Age, income, and the discounting of delayed and probabilistic rewards
Article excerpt
Recent meta-analyses of age-related changes in decision-making have yielded inconsistent findings, reporting no sizable age effect on intertemporal and risky choice (i.e., delay and probability discounting, respectively). However, these reviews did not systematically account for socioeconomic status, a potential moderator.…

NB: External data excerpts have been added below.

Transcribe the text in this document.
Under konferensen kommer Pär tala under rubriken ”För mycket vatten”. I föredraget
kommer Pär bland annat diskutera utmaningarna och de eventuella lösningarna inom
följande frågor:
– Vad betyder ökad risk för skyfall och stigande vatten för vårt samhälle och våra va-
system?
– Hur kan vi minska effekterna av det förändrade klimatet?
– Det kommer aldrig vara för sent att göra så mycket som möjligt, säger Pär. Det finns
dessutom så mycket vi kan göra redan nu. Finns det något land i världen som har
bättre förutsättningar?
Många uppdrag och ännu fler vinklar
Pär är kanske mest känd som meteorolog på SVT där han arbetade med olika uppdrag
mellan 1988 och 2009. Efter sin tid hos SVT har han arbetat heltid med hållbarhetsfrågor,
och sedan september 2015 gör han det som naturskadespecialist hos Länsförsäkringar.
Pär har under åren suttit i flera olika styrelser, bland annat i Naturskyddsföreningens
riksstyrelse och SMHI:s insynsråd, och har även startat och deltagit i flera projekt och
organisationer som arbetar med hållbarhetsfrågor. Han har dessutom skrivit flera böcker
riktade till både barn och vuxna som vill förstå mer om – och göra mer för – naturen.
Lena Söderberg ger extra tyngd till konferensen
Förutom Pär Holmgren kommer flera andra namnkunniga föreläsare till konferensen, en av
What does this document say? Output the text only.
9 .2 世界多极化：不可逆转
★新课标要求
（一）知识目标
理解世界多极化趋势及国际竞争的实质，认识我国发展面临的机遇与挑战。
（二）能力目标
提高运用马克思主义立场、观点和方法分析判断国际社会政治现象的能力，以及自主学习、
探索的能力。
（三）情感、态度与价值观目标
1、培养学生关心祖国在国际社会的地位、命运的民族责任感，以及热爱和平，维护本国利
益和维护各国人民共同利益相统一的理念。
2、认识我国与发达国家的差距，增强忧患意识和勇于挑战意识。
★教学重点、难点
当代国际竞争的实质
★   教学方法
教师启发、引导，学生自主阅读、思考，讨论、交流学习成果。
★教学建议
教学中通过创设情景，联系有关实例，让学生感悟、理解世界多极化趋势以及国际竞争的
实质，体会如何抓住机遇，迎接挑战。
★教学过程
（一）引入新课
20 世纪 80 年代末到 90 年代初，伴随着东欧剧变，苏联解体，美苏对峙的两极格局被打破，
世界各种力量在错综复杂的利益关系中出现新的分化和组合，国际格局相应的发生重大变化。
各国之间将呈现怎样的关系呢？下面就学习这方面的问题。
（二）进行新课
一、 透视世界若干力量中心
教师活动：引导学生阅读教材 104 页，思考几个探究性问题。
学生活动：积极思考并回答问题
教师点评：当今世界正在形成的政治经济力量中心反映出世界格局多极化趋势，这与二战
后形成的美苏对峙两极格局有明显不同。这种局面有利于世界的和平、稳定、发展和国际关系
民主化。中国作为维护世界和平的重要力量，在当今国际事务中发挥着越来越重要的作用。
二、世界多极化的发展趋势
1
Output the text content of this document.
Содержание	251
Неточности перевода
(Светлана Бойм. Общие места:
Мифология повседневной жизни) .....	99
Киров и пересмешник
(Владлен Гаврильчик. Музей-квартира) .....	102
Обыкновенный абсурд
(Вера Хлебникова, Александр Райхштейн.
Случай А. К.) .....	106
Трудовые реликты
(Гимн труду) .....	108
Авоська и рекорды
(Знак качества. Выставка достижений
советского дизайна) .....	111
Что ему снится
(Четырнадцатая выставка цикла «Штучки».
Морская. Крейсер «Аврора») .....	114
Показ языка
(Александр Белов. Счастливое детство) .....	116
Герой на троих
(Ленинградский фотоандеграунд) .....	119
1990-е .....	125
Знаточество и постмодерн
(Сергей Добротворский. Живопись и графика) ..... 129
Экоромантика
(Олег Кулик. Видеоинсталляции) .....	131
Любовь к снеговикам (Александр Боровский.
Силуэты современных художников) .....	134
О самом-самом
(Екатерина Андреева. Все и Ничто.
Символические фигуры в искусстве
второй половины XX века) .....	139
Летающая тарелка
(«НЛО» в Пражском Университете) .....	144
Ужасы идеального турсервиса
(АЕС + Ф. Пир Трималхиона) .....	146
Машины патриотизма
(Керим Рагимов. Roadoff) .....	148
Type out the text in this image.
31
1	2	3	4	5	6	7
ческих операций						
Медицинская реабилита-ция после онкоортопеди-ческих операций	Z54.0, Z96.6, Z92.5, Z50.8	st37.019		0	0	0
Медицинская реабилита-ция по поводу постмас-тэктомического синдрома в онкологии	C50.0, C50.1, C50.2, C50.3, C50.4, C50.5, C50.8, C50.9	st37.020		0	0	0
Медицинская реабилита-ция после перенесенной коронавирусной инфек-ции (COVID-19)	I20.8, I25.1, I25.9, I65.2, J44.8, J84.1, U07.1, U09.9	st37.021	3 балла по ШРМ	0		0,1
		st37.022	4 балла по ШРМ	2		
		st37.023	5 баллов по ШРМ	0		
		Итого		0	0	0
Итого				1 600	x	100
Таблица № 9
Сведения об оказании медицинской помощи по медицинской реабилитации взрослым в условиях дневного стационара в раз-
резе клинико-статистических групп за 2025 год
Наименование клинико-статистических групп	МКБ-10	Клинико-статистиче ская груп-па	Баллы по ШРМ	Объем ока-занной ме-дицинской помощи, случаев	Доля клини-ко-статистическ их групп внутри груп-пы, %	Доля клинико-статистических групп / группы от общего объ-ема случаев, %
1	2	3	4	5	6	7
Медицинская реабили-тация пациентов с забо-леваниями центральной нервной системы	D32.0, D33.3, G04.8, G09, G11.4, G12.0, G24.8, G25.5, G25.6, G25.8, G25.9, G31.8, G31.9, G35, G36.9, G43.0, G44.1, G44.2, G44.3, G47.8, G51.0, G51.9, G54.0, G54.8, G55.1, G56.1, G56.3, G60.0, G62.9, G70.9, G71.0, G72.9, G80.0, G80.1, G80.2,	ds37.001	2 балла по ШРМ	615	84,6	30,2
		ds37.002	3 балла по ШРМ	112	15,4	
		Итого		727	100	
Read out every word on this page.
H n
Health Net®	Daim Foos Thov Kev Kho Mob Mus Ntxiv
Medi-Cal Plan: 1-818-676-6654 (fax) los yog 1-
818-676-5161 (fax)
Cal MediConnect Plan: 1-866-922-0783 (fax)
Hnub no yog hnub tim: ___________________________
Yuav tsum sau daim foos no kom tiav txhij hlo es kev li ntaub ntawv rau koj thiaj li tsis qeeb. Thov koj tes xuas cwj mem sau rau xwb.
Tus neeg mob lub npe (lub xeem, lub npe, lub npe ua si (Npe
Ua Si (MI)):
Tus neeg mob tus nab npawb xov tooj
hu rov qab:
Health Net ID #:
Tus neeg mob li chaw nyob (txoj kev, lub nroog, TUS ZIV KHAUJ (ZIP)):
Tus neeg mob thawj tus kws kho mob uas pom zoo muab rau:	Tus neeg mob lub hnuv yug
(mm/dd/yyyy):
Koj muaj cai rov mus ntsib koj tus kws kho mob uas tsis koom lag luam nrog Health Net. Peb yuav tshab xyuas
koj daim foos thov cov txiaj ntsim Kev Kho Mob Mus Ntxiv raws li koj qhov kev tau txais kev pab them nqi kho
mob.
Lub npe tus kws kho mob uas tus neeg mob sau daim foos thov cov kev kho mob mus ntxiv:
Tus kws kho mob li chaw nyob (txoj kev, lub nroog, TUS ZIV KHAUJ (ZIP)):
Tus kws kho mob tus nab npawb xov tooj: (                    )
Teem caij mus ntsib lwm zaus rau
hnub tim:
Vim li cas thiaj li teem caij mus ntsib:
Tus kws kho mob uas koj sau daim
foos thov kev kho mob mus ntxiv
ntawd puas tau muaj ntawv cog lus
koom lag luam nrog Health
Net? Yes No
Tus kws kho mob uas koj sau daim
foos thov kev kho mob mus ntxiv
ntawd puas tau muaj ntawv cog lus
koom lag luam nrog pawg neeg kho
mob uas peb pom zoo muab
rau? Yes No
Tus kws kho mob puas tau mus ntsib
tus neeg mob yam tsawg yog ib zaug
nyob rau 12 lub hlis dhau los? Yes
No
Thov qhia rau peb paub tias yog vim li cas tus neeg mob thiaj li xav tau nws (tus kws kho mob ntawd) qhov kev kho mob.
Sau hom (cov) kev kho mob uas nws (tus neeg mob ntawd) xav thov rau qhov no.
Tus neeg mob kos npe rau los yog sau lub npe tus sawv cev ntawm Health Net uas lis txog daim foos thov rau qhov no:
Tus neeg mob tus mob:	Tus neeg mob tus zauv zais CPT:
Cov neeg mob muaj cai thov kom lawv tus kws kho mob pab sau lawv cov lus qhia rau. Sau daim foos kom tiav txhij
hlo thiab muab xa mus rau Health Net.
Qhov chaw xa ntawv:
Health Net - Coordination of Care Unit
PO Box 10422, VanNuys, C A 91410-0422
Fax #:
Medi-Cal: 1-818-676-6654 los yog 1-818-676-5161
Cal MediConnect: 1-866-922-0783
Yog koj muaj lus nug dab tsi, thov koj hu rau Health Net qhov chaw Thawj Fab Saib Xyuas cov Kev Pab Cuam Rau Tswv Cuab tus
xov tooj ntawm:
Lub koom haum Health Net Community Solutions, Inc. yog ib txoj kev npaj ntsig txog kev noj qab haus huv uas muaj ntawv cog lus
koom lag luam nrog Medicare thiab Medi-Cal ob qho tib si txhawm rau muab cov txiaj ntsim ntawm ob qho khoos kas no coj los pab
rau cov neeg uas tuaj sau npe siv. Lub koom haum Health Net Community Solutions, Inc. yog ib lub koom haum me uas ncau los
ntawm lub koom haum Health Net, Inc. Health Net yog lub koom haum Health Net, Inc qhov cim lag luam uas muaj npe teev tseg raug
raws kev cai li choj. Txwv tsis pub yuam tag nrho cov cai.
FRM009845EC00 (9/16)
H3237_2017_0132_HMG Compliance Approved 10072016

Recent meta-analyses of age-related changes in decision-making have yielded inconsistent findings, reporting no sizable age effect on intertemporal and risky choice (i.e., delay and probability discounting, respectively). However, these reviews did not systematically account for socioeconomic status, a potential moderator. The present research addresses this gap by examining the interactive effects of age and self-reported annual household income on both intertemporal and risky choice across a wide range of reward amounts. In two parallel studies, participants aged 20 to 80 (Study 1, delay discounting: N = 596; Study 2, probability discounting: N = 592) completed an adjusting-amount discounting task with hypothetical rewards of $150, $2,500, and $30,000. As expected, income was unrelated to discounting in participants under 35. For those 35 and older, the effects of age were domain-specific: Degree of delay discounting decreased with age, as indicated by linear increases in the Area-under-the-Curve (AuC), whereas for risky choice, the relation between AuC and age was nonlinear, with discounting decreasing until around age 60 and relatively little change thereafter. As predicted by the buffering hypothesis, these age effects were moderated by income in both domains. For delay discounting, the age-related decrease in degree of discounting was present only in lower- and middle-income groups. For probability discounting, the nonlinear age trajectory was absent in the high-income group. These findings resolve prior inconsistencies by demonstrating that the effects of aging on economic preferences follow distinct, domain-specific trajectories that are markedly influenced by socioeconomic context.